Avis : C'est un pamphlet comme annoncé en couverture. Pamphlet : «Petit écrit satirique agressif dirigé contre quelqu'un, une institution... Libelle» (Le grand Larouse illustré 2016, p 830). Donc, point d'étonnement connaissant le «militantisme» et l' «épidermisme» ( sic !) de celui qui reste, malgré tout, le plus grand de nos écrivains contemporains de langue... française... alors, et je l'ai déjà écrit, «les meilleurs sont aujourd'hui ailleurs».

Une remarque très personnelle : je ne pense pas qu'il n'y ait pas d'écrits suffisants ?édités en Algérie même- sur le combat de l'Algérie pour se libérer de l'occupation coloniale ou pour décrire (à travers des mémoires, des études et des récits et aussi, des romans) la vie quotidienne.
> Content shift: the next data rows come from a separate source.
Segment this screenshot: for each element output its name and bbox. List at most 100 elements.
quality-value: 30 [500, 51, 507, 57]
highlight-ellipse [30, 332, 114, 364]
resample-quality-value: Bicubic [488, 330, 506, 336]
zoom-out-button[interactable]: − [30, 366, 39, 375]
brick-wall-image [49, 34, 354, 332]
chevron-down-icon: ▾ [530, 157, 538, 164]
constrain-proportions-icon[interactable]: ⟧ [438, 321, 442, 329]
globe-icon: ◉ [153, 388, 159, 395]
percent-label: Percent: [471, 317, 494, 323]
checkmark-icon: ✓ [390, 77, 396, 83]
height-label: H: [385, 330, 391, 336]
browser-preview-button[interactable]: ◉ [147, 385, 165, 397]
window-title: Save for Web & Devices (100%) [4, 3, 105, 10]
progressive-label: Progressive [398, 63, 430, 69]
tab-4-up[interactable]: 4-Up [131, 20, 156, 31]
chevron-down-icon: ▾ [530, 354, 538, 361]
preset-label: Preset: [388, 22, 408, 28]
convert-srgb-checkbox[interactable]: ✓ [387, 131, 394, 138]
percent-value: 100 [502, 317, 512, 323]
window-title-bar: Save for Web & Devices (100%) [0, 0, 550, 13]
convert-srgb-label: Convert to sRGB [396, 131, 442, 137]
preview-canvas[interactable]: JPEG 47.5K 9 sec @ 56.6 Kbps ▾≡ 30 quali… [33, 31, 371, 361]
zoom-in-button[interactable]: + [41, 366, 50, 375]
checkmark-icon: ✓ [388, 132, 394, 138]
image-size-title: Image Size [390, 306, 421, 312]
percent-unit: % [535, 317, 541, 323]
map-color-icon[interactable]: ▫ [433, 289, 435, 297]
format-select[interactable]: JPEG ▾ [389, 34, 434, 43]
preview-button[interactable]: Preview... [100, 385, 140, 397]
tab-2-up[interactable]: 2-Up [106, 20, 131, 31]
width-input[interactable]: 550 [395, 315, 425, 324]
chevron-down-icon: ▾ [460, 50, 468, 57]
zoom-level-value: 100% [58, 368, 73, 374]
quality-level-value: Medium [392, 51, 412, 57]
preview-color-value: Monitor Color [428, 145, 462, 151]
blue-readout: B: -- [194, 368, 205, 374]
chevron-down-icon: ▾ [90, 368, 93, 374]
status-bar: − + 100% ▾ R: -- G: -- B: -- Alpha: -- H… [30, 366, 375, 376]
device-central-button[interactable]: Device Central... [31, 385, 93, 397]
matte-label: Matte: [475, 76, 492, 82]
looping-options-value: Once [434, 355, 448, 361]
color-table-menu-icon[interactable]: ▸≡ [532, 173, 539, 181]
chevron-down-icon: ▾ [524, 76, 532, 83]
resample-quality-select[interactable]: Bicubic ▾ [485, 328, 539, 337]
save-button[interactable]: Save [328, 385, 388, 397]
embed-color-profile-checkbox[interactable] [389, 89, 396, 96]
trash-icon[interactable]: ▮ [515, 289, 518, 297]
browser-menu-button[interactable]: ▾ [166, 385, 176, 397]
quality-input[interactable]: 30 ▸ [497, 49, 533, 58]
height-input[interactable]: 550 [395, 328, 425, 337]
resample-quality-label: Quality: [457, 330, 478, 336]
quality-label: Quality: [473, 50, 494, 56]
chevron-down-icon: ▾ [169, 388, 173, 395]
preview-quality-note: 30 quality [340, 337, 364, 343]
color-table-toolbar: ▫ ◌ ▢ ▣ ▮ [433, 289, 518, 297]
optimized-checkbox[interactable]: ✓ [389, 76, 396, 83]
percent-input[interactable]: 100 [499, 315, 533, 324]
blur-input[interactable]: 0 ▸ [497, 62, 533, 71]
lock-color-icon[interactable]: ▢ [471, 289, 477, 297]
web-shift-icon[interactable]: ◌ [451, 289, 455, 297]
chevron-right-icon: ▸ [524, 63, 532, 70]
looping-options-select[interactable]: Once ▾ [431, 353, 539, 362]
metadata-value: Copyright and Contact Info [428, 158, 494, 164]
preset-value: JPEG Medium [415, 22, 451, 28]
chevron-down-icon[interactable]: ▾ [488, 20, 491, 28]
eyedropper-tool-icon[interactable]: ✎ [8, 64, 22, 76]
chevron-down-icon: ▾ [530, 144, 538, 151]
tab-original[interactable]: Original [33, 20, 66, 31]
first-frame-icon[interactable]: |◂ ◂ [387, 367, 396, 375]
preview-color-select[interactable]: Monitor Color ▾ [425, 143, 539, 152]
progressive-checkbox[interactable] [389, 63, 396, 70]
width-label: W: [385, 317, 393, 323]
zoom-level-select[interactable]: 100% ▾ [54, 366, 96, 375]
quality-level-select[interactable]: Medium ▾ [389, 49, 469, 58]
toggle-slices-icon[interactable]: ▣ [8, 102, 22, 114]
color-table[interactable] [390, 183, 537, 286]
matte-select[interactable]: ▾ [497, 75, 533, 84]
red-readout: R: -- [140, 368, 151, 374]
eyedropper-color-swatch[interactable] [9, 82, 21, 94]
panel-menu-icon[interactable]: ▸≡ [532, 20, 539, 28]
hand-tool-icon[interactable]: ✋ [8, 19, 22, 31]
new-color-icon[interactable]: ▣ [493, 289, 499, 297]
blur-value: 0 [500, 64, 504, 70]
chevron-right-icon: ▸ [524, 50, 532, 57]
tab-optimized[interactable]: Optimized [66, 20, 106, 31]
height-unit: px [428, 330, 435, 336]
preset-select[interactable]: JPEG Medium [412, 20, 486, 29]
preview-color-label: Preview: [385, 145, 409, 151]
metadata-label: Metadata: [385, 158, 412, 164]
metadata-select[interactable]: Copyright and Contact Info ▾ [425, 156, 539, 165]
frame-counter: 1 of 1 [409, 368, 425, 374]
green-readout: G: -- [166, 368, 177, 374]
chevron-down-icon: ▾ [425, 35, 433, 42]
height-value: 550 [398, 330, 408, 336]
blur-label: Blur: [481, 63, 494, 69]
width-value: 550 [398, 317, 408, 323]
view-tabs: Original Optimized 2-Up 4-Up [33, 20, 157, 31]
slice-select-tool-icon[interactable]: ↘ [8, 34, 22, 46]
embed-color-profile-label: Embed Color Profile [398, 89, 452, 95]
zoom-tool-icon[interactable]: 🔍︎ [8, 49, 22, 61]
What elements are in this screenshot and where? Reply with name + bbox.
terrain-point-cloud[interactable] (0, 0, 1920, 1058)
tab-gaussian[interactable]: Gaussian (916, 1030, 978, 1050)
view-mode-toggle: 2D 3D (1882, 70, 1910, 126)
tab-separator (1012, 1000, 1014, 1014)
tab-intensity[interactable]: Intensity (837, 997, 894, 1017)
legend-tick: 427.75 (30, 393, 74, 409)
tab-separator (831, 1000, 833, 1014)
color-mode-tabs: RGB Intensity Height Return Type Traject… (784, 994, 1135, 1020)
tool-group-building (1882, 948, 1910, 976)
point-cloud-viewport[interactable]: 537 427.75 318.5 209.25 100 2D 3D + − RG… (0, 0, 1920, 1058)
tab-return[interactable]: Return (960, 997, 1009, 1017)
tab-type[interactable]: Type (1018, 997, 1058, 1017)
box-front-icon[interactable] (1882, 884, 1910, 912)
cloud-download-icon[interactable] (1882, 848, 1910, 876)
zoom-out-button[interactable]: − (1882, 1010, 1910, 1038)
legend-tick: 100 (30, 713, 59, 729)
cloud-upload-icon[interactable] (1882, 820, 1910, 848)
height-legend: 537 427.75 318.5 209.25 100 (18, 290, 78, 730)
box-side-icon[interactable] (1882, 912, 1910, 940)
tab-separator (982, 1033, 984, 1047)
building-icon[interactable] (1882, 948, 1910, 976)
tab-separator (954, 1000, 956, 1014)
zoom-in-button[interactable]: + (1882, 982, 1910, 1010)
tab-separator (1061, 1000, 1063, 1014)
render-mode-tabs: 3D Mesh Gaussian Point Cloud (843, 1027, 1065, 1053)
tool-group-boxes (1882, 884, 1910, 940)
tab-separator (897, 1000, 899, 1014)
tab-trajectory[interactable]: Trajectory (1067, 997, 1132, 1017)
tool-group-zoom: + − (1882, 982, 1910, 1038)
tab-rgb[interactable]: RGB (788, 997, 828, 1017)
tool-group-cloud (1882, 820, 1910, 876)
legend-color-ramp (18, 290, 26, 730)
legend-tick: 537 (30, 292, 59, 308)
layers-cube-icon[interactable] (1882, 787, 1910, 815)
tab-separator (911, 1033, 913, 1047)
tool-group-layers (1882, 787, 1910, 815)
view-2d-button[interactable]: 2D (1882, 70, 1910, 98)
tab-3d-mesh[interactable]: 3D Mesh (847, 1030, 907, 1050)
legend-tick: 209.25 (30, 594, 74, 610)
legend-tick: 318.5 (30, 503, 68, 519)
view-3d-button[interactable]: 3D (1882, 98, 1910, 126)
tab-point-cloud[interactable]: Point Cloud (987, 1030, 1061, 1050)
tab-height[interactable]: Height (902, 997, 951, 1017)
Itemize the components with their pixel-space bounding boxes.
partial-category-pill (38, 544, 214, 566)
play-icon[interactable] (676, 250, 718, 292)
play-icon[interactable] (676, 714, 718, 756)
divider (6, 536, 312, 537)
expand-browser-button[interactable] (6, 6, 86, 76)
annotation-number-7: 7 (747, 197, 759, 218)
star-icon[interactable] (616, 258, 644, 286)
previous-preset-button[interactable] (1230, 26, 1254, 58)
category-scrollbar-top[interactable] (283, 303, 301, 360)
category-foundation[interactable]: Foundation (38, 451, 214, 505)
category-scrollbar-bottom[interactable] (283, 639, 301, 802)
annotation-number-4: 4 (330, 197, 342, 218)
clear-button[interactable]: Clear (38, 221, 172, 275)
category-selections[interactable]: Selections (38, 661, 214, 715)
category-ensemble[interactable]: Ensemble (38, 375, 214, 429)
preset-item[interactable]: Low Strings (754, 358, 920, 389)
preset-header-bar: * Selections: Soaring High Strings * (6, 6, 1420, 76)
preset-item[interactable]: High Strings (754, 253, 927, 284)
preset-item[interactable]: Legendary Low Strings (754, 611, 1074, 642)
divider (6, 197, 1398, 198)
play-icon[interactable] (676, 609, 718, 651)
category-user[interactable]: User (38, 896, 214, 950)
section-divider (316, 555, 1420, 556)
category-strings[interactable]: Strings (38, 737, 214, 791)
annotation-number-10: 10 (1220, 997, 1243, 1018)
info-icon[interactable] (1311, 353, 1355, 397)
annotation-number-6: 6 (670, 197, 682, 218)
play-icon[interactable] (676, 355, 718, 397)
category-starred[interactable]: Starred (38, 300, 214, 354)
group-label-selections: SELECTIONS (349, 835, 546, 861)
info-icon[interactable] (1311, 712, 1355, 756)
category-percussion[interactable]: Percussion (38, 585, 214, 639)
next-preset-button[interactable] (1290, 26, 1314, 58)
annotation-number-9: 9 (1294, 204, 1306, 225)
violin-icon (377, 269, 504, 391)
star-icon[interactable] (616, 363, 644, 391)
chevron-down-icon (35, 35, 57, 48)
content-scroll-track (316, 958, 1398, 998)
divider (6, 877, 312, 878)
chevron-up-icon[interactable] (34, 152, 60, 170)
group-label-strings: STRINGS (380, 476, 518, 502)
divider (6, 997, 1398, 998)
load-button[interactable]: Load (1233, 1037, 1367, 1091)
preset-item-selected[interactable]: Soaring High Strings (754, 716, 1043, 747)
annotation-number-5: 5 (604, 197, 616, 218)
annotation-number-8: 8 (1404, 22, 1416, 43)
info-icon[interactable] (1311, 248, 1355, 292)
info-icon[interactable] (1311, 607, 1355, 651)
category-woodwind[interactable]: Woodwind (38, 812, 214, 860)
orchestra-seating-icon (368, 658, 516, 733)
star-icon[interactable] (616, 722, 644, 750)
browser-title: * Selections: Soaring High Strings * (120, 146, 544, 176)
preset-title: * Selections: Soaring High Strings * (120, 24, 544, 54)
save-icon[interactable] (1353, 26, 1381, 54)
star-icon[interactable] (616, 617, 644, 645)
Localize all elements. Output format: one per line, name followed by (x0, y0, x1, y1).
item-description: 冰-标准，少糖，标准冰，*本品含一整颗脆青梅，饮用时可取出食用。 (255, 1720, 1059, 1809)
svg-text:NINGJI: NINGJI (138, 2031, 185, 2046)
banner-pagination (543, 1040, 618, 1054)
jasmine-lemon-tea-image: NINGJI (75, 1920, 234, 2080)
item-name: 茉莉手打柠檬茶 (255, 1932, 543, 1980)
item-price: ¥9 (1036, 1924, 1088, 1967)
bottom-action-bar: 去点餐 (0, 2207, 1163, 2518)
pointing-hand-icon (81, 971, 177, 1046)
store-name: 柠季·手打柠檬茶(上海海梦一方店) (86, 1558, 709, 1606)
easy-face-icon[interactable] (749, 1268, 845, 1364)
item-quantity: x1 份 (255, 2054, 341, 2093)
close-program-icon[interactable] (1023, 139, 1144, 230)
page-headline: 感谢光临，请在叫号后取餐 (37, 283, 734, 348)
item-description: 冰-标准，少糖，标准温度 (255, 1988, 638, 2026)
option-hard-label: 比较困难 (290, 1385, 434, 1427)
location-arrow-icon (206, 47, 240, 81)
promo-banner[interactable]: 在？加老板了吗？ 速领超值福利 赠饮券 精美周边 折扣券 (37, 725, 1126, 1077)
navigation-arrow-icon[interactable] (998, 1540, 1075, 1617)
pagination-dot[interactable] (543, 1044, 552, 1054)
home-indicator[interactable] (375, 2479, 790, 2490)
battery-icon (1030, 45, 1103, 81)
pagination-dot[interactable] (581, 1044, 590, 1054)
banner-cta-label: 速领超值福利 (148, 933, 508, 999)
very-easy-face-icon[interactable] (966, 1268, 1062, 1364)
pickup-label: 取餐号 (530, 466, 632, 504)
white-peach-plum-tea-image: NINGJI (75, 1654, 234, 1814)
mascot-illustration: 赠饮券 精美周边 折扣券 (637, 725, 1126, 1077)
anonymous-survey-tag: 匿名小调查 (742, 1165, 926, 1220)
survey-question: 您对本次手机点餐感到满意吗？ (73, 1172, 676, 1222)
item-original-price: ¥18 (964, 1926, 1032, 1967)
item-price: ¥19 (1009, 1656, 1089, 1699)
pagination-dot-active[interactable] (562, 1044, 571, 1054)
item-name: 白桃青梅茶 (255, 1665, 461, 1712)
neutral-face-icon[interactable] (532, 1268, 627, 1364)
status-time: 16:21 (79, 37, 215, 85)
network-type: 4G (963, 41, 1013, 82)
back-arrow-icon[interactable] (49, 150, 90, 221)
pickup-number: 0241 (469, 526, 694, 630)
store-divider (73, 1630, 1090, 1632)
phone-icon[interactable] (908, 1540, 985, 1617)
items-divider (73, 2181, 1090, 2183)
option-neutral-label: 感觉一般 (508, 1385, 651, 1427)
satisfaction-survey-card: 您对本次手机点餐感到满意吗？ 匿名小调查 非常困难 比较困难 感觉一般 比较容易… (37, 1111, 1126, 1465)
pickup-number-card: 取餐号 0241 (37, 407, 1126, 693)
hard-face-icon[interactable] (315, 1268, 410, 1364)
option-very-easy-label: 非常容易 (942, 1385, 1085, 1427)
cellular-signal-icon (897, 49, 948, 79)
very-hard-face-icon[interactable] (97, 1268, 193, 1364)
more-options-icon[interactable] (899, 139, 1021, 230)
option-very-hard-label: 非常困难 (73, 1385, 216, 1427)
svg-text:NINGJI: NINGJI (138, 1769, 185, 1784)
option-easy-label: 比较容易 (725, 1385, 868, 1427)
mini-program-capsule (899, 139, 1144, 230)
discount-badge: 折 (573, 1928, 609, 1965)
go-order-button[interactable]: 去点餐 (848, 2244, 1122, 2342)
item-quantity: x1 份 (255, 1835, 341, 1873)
Il y a en assez (en général en français mais traduits, pour beaucoup, en arabe) pour occuper bien des journées de lecture. Certes la qualité n'est pas toujours présente, mais en attendant, on s'en contente. Mieux que rien ou peu et bien mieux que les ouvrages (pour bien d'entre-eux respectables) édités à l'étranger . Et, des erreurs commises : Kamal Daoud n'a jamais fait partie du GIA (voir p 86) et Wilfried Muller, dit Si Mustapha n'a jamais été Secrétaire d'Etat aux Finances (voir p 33) et Amirouche n'a jamais été cité dans l'affaire de Melouza (survenue en 57 et non en 56). La rage ou la rancune ou l'amertume ou la haine ou tout simplement la précipitation (de l'auteur ou de l'éditeur... à l'approche du Sila ) qui transforme l'écrit en cri, n'a jamais été bonne conseillère !

Citations : «La démocratie est le contraire du mensonge et des petits arrangements» (p 19), «L'Algérie, pour moi, n'est pas un Etat totalitaire mais un système autoritaire et vieillissant où la corruption est un vrai désastre économique» (p 64), «Notre production artistique manque de finesse, de métaphysique, de passion et de...folie» (p 69)

PS : D'après les données récoltées, par le site Bookstr, spécialisé dans l'actualité littéraire l'Algérie se hisse à la 6ème place en Afrique avec 670 livres publiés, chaque année. Elle se classe derrière l'Egypte, leader continental avec 9.012 livres publiés, l'Afrique du Sud, second du classement avec 5.418 livres, tandis que le Nigeria clôt le podium avec 1.314 livres. Au niveau maghrébin, le Maroc décroche la première place avec 918 publications et prend la 4ème place en Afrique devant la Tunisie (720 livres) et l'Algérie.